O Sr. Presidente: - Sr. Deputado, desculpe, mas há qualquer problema com o som.
O Orador: - Como estava a dizer, penso que é por aí que deve passar essencialmente a acção do Ministério a que V. Ex.ª pertence, no sentido de tornar a justiça mais eficaz, mais rápida e mais operativa.
O Sr. Presidente: - Sr. Deputado, verifica-se novamente um problema com o som.
O Orador: - Sr. Ministro, como já referi, embora tenha pedido a palavra com a ideia de lhe dar as boas-vindas e cumprimentar a pessoa de V. Ex.ª, por quem tenho muita amizade e estima, gostaria de lhe colocar a seguinte pergunta: por que razão, logo no artigo 1.º do pedido de autorização legislativa...
O Sr. Presidente: - Sr. Deputado, mais uma vez peço desculpa, pois o som está a falhar.
O Orador: - Sr. Presidente, não sei se não haverá alguém que não tenha muito interesse em que eu não seja ouvido.
O Sr. José Magalhães (PCP): - Ora, temos muito gosto!
O Orador: - Creio que se tratará de um problema técnico!
Como estava a dizer, gostaria de saber por que razão não se definiu desde logo quais os diplomas e qual o tipo de medidas que vão ser aprovadas por este governo. Julgo que seria importante que V. Ex.ª, em resposta a este pedido de esclarecimento, as abordasse, embora pessoalmente eu esteja convencido de que, quer o Sr. Ministro, quer o Governo, nos dão a garantia de que neste domínio não haverá arbitrariedade.
O Sr. Presidente: - Para formular pedidos de esclarecimento, tem a palavra o Sr. Deputado Raul e Castro.
O Sr. Raúl e Castro (MDP/CDE): - Sr. Presidente, em primeiro lugar gostaria de agradecer à Mesa a boa vontade que esta manifestou ao ter permitido que usasse da palavra para formular pedidos de esclarecimento, na medida em que o pedido não foi feito atempadamente visto não poder estar presente na altura em que se deviam fazer as inscrições.

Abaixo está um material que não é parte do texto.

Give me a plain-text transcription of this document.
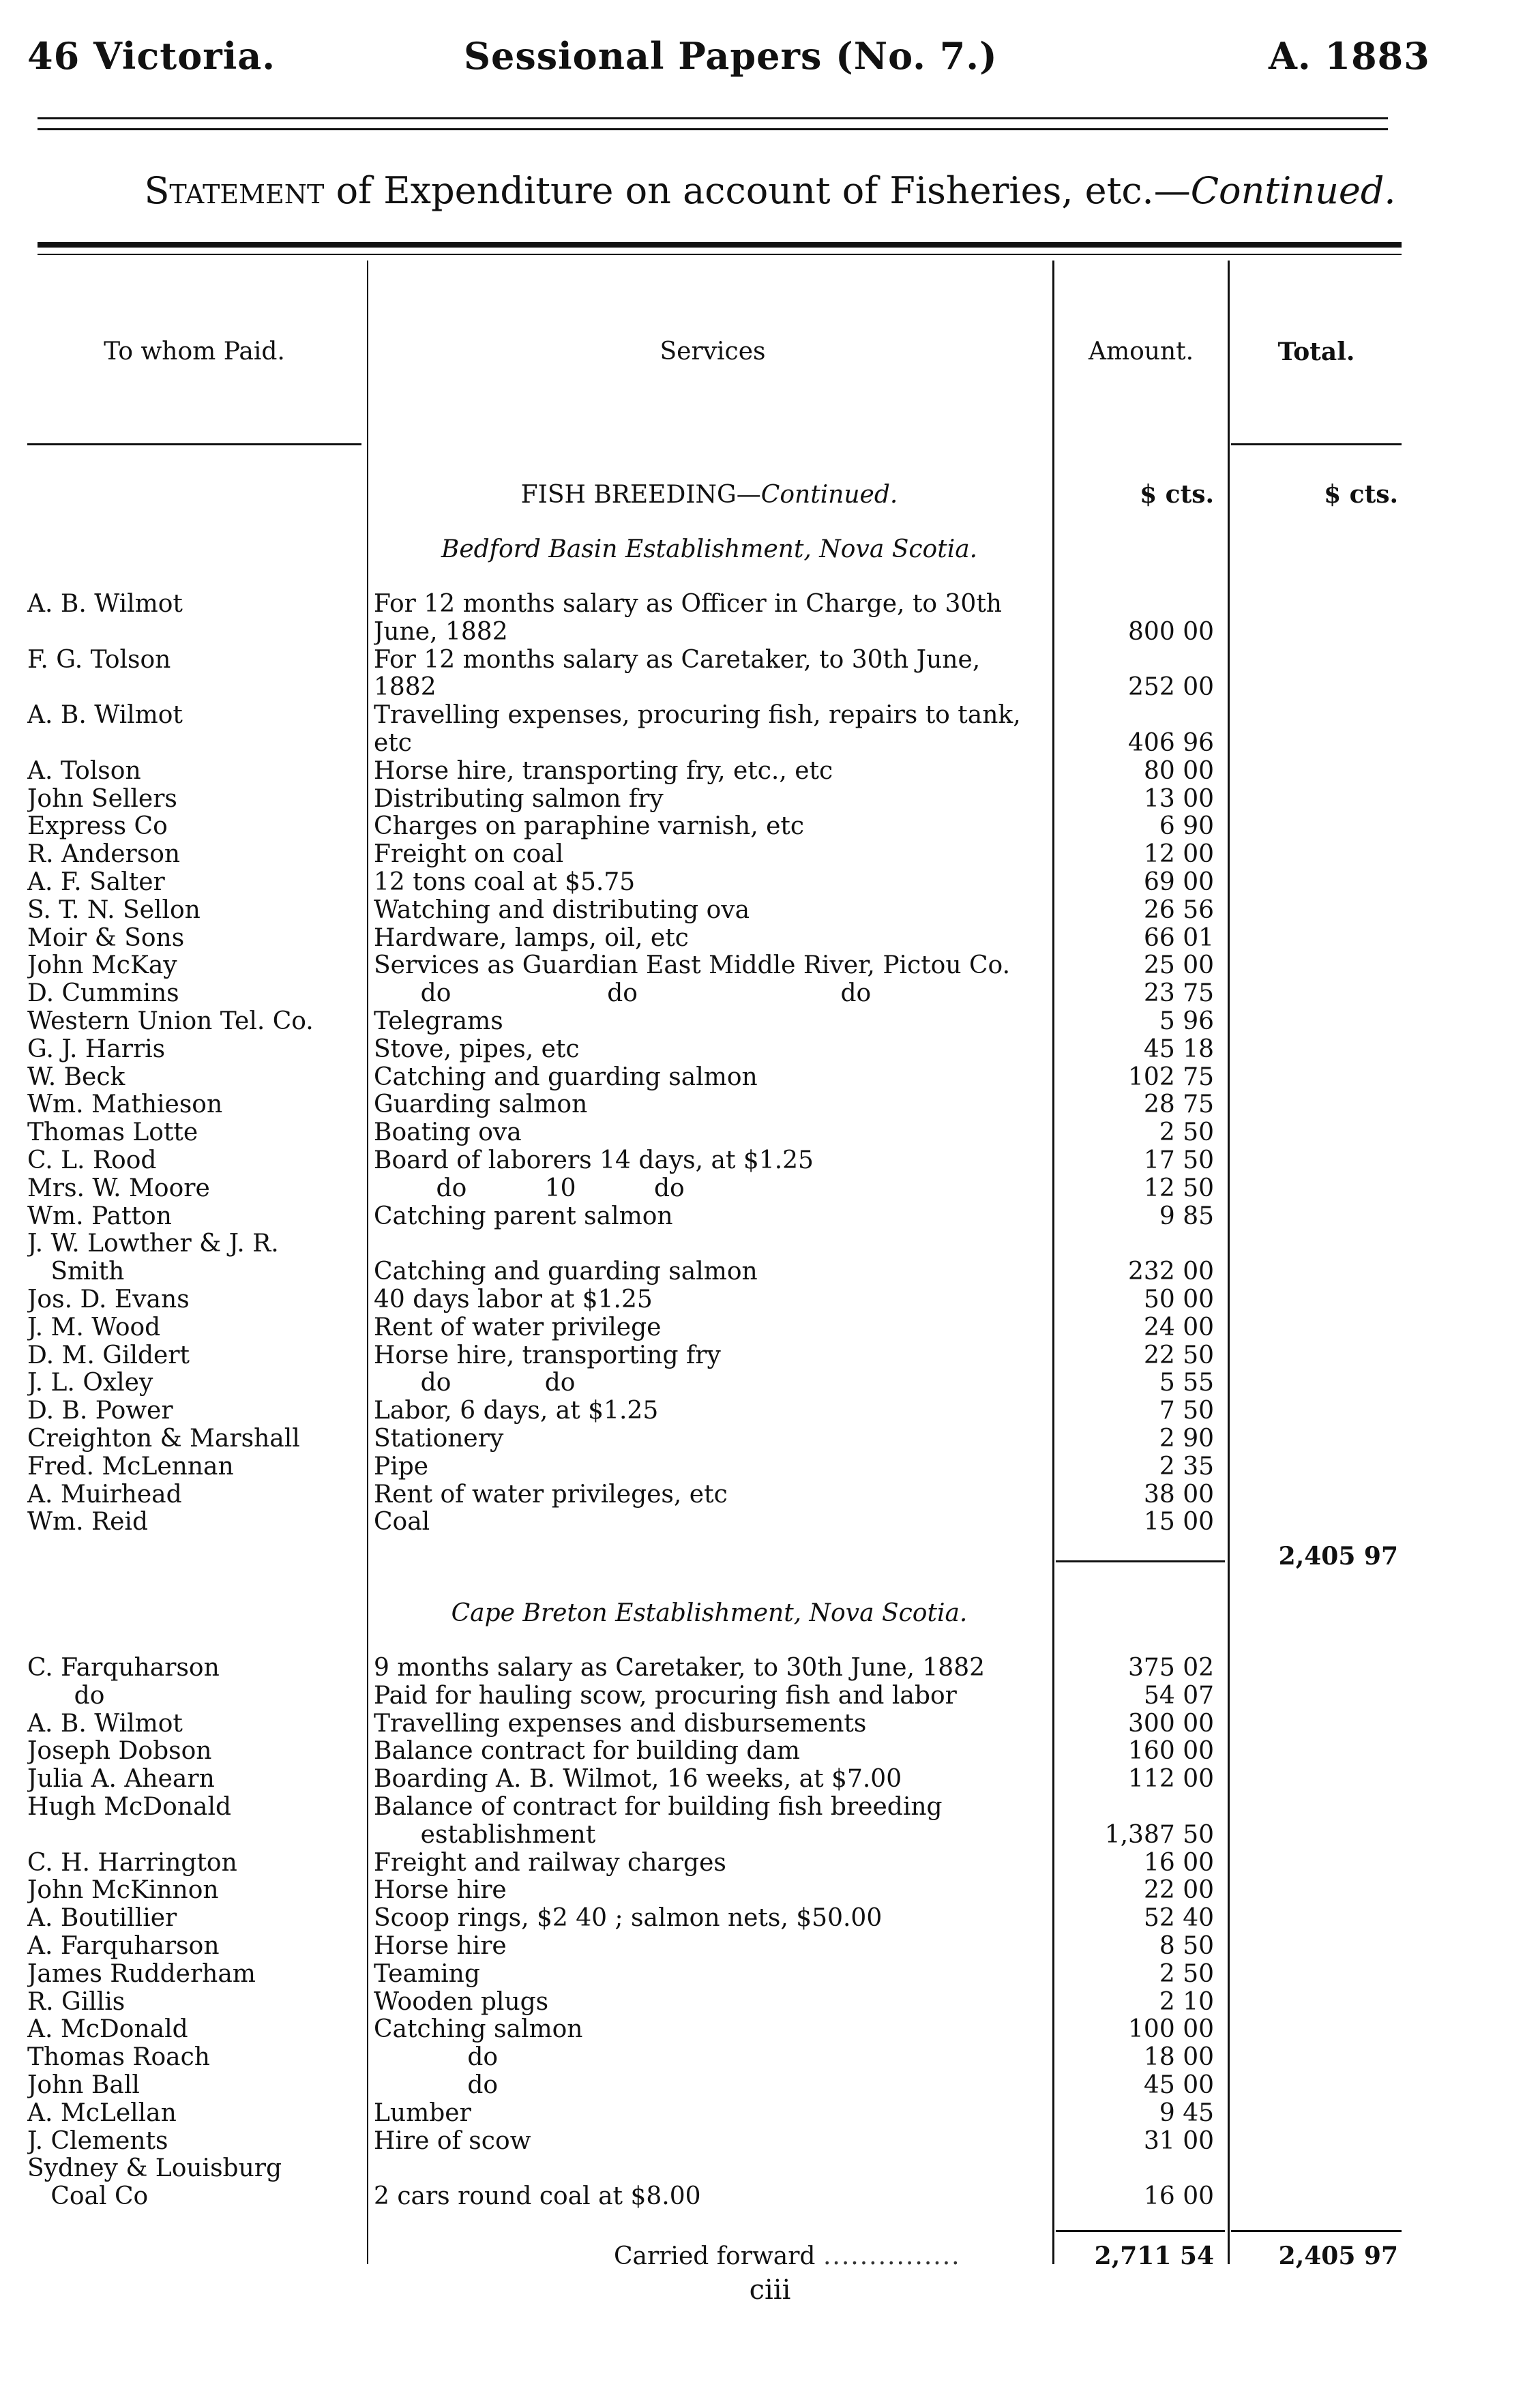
46 Victoria.	Sessional Papers (No. 7.)	A. 1883
Statement of Expenditure on account of Fisheries, etc.—Continued.
To whom Paid.	Services	Amount.	Total.
FISH BREEDING—Continued.	$ cts.	$ cts.
Bedford Basin Establishment, Nova Scotia.
A. B. Wilmot	For 12 months salary as Officer in Charge, to 30th
June, 1882	800 00
F. G. Tolson	For 12 months salary as Caretaker, to 30th June,
1882	252 00
A. B. Wilmot	Travelling expenses, procuring fish, repairs to tank,
etc	406 96
A. Tolson	Horse hire, transporting fry, etc., etc	80 00
John Sellers	Distributing salmon fry	13 00
Express Co	Charges on paraphine varnish, etc	6 90
R. Anderson	Freight on coal	12 00
A. F. Salter	12 tons coal at $5.75	69 00
S. T. N. Sellon	Watching and distributing ova	26 56
Moir & Sons	Hardware, lamps, oil, etc	66 01
John McKay	Services as Guardian East Middle River, Pictou Co.	25 00
D. Cummins	do                    do                          do	23 75
Western Union Tel. Co.	Telegrams	5 96
G. J. Harris	Stove, pipes, etc	45 18
W. Beck	Catching and guarding salmon	102 75
Wm. Mathieson	Guarding salmon	28 75
Thomas Lotte	Boating ova	2 50
C. L. Rood	Board of laborers 14 days, at $1.25	17 50
Mrs. W. Moore	do          10          do	12 50
Wm. Patton	Catching parent salmon	9 85
J. W. Lowther & J. R.
Smith	Catching and guarding salmon	232 00
Jos. D. Evans	40 days labor at $1.25	50 00
J. M. Wood	Rent of water privilege	24 00
D. M. Gildert	Horse hire, transporting fry	22 50
J. L. Oxley	do            do	5 55
D. B. Power	Labor, 6 days, at $1.25	7 50
Creighton & Marshall	Stationery	2 90
Fred. McLennan	Pipe	2 35
A. Muirhead	Rent of water privileges, etc	38 00
Wm. Reid	Coal	15 00
2,405 97
Cape Breton Establishment, Nova Scotia.
C. Farquharson	9 months salary as Caretaker, to 30th June, 1882	375 02
do	Paid for hauling scow, procuring fish and labor	54 07
A. B. Wilmot	Travelling expenses and disbursements	300 00
Joseph Dobson	Balance contract for building dam	160 00
Julia A. Ahearn	Boarding A. B. Wilmot, 16 weeks, at $7.00	112 00
Hugh McDonald	Balance of contract for building fish breeding
establishment	1,387 50
C. H. Harrington	Freight and railway charges	16 00
John McKinnon	Horse hire	22 00
A. Boutillier	Scoop rings, $2 40 ; salmon nets, $50.00	52 40
A. Farquharson	Horse hire	8 50
James Rudderham	Teaming	2 50
R. Gillis	Wooden plugs	2 10
A. McDonald	Catching salmon	100 00
Thomas Roach	do	18 00
John Ball	do	45 00
A. McLellan	Lumber	9 45
J. Clements	Hire of scow	31 00
Sydney & Louisburg
Coal Co	2 cars round coal at $8.00	16 00
Carried forward ...............	2,711 54	2,405 97
ciii
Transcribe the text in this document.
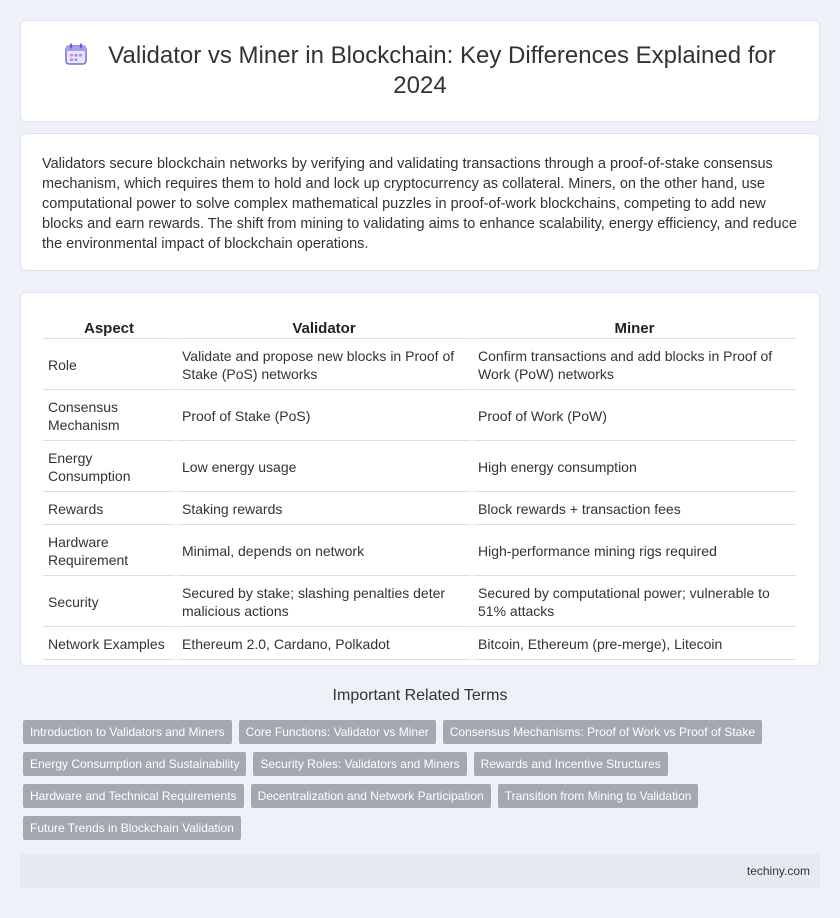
Validator vs Miner in Blockchain: Key Differences Explained for 2024

Validators secure blockchain networks by verifying and validating transactions through a proof-of-stake consensus mechanism, which requires them to hold and lock up cryptocurrency as collateral. Miners, on the other hand, use computational power to solve complex mathematical puzzles in proof-of-work blockchains, competing to add new blocks and earn rewards. The shift from mining to validating aims to enhance scalability, energy efficiency, and reduce the environmental impact of blockchain operations.

Aspect	Validator	Miner
Role	Validate and propose new blocks in Proof of Stake (PoS) networks	Confirm transactions and add blocks in Proof of Work (PoW) networks
Consensus Mechanism	Proof of Stake (PoS)	Proof of Work (PoW)
Energy Consumption	Low energy usage	High energy consumption
Rewards	Staking rewards	Block rewards + transaction fees
Hardware Requirement	Minimal, depends on network	High-performance mining rigs required
Security	Secured by stake; slashing penalties deter malicious actions	Secured by computational power; vulnerable to 51% attacks
Network Examples	Ethereum 2.0, Cardano, Polkadot	Bitcoin, Ethereum (pre-merge), Litecoin
Important Related Terms
Introduction to Validators and Miners	Core Functions: Validator vs Miner	Consensus Mechanisms: Proof of Work vs Proof of Stake
Energy Consumption and Sustainability	Security Roles: Validators and Miners	Rewards and Incentive Structures
Hardware and Technical Requirements	Decentralization and Network Participation	Transition from Mining to Validation
Future Trends in Blockchain Validation
techiny.com
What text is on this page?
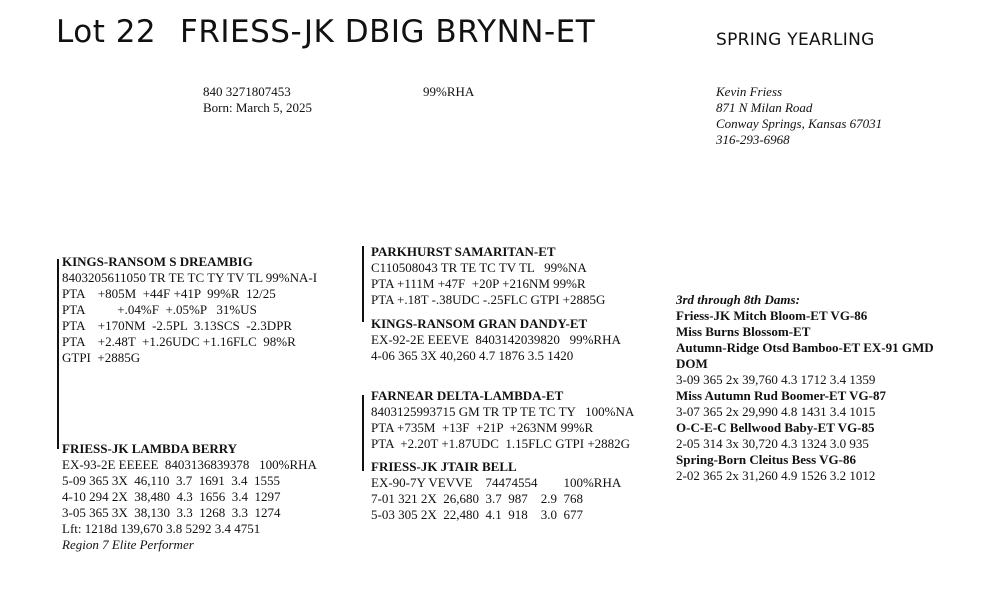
Lot 22 FRIESS-JK DBIG BRYNN-ET	SPRING YEARLING
840 3271807453
Born: March 5, 2025
99%RHA	Kevin Friess
871 N Milan Road
Conway Springs, Kansas 67031
316-293-6968
KINGS-RANSOM S DREAMBIG
8403205611050 TR TE TC TY TV TL 99%NA-I
PTA    +805M  +44F +41P  99%R  12/25
PTA          +.04%F  +.05%P   31%US
PTA    +170NM  -2.5PL  3.13SCS  -2.3DPR
PTA    +2.48T  +1.26UDC +1.16FLC  98%R
GTPI  +2885G
FRIESS-JK LAMBDA BERRY
EX-93-2E EEEEE  8403136839378   100%RHA
5-09 365 3X  46,110  3.7  1691  3.4  1555
4-10 294 2X  38,480  4.3  1656  3.4  1297
3-05 365 3X  38,130  3.3  1268  3.3  1274
Lft: 1218d 139,670 3.8 5292 3.4 4751
Region 7 Elite Performer
PARKHURST SAMARITAN-ET
C110508043 TR TE TC TV TL   99%NA
PTA +111M +47F  +20P +216NM 99%R
PTA +.18T -.38UDC -.25FLC GTPI +2885G
KINGS-RANSOM GRAN DANDY-ET
EX-92-2E EEEVE  8403142039820   99%RHA
4-06 365 3X 40,260 4.7 1876 3.5 1420
FARNEAR DELTA-LAMBDA-ET
8403125993715 GM TR TP TE TC TY   100%NA
PTA +735M  +13F  +21P  +263NM 99%R
PTA  +2.20T +1.87UDC  1.15FLC GTPI +2882G
FRIESS-JK JTAIR BELL
EX-90-7Y VEVVE    74474554        100%RHA
7-01 321 2X  26,680  3.7  987    2.9  768
5-03 305 2X  22,480  4.1  918    3.0  677
3rd through 8th Dams:
Friess-JK Mitch Bloom-ET VG-86
Miss Burns Blossom-ET
Autumn-Ridge Otsd Bamboo-ET EX-91 GMD DOM
3-09 365 2x 39,760 4.3 1712 3.4 1359
Miss Autumn Rud Boomer-ET VG-87
3-07 365 2x 29,990 4.8 1431 3.4 1015
O-C-E-C Bellwood Baby-ET VG-85
2-05 314 3x 30,720 4.3 1324 3.0 935
Spring-Born Cleitus Bess VG-86
2-02 365 2x 31,260 4.9 1526 3.2 1012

Sr. Ministro, naturalmente que o Governo, ao apresentar este pedido de autorização legislativa, teve em vista - aliás, nem de outra forma se poderia compreender - um certo número de ilícitos criminais em relação aos quais pretende legislar. Para que se torne mais transparente o pedido de autorização legislativa, certamente que o Sr. Ministro compreenderá o interesse desta Assembleia em saber quais os ilícitos criminais em relação aos quais o Governo projecta legislar.
, pois, este esclarecimento que, para já, solicito a V. Ex.ª, Sr. Ministro.
O Sr. Presidente: - Igualmente para formular pedidos de esclarecimento, tem a palavra o Sr. Deputado Lino Lima.
O Sr. Lino Lima (PCP): - Sr. Ministro, tal como sempre sucede nestes pedidos de autorização legislativa, o Governo dirige-se à Assembleia pedindo-lhe autorização para legislar por forma a ter meios de meter cidadãos na cadeia. Ainda não vi um ministro vir aqui a propor alguma coisa que se destinasse não a meter cidadãos na cadeia, mas a impedir que haja necessidade para tal.
Vozes do PCP: - Muito bem!
O Orador: - Ora, uma atitude destas seria extremamente importante porque, como o Sr. Ministro tem conhecimento, neste momento as cadeias portuguesas têm uma superlotação espantosa. No sábado passado, eu e outros deputados pertencentes a outras bancadas fomos visitar a cadeia de Custóias que é destinada a quatrocentos e tal presos, mas que neste momento tem novecentos e tal.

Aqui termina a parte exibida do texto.